Pas de menu, le choix est restreint – selon l’inspiration du chef – entre une petite dégustation (45 € le soir) et une grande dégustation (60 €). Au déjeuner, les prix sont respectivement 35 € et 50 €. C’est la nouvelle tendance des restaurants branchés que de proposer ainsi des menus surprise, sans ce soucier de la législation. Il est vrai l’exemple vient de haut depuis que l’Astrance (trois étoiles Michelin) à inauguré cette formule dont on peut espérer qu’elle restreint l’usage des frigos ! La « petite dégustation » du dîner du 16 mars proposait en premier lieu une fusion de légumes verts, petits pois, fèves, asperges, œuf poché assaisonnée d’une émulsion de petits pois, feuilles de capucines et pommes au soja, soit une entrée lisible, bien distribuée dans l’assiette, savoureuse.
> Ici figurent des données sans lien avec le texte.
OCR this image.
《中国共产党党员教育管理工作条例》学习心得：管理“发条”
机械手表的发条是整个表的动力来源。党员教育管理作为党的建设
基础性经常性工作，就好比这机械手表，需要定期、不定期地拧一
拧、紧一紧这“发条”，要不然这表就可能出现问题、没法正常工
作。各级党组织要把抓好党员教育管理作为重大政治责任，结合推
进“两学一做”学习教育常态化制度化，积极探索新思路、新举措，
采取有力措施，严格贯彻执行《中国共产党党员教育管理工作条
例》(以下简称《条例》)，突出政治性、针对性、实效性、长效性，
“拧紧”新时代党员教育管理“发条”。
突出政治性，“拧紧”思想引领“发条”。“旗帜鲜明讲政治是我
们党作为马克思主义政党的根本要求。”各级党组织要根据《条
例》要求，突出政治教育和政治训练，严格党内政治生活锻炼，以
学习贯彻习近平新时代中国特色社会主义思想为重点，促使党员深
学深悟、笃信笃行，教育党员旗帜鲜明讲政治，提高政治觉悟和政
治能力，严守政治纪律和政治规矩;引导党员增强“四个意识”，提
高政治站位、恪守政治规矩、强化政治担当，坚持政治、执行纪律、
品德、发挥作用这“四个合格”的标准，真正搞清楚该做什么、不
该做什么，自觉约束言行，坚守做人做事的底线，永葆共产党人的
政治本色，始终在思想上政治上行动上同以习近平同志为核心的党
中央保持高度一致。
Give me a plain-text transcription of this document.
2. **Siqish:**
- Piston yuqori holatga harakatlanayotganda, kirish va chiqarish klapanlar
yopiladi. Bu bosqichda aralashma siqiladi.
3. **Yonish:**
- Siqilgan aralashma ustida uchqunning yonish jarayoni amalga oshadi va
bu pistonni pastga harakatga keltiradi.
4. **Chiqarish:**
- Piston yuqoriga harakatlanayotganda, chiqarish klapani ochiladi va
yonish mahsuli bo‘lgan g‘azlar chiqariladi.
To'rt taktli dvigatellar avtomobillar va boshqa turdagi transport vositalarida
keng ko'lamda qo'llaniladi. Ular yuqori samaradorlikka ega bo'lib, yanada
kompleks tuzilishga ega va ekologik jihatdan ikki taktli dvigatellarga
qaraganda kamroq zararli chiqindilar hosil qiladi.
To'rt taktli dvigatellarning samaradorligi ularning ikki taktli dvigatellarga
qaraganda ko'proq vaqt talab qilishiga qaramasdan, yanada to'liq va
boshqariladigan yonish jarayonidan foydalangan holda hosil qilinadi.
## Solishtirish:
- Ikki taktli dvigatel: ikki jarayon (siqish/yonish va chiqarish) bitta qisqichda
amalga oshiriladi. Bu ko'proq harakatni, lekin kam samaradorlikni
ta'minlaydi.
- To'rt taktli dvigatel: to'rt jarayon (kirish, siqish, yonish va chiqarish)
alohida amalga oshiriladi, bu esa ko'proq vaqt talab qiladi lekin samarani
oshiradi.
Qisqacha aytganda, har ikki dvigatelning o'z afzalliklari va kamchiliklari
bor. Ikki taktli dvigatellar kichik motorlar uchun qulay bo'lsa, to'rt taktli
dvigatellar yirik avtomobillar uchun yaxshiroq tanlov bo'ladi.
A suivre, la seconde entrée d’encornets, calamar, et champignons (iringi et de Paris) servis sur une duxelles m’a paru associer les textures à la recherche d’une harmonie des couleurs, à l’art de la découpe et au choix de la vaisselle (voir photo). Comme “ikebana”, l’art floral, cette cuisine suppose la construction d’une forme sensible, adaptée aux mets. Quant aux goûts – c’est l’esprit même de la fusion – ils restent assez proches de ceux auxquels nous ont habitués les tables asiatiques. Le plat principal, ce soir là, était composé d’un tronçon de bar de pêche à la sauce moromi (puissante fermentation de graines de soja, farine de froment, moisissure de champignon filamenteux, sel et eau), et de légumes sautés nature, tandis que celui servi à mon hôte était composé d’un filet mignon de jambon espagnol, jus corsé et purée de chou fleur. Etrange dessert pour conclure d’un chocolat au camembert, dans lequel je n’ai pas perçu si l’intention était un hommage à la Normandie ou un gag pour intellectuel.
L’ordre de la cuisine japonaise est ténu. C’est le monde de la miniature, le grain de poivre minimal du souvenir. La cuisine japonaise est – elle une cuisine des terroirs? C’est plutôt une cuisine des usages, où le geste précis signifie un mode d’être, et induit une esthétique. Celle du passage parmi les choses incertaines et “mouvantes”. Ne pas se gaver, découvrir le concentré, comme ces fleurs du cerisier qui s’envolent au vent du printemps aigre. On peut comparer cette esthétique empruntée avec la démarche des peintres Nabis qui s’étaient emparés des fameuses estampes japonaises, ces images du monde éphémère (Ukiyo-e).
Compter 109 € pour deux avec une bouteille de l’excellent Marsannay 2007 de Sylvain Pataille.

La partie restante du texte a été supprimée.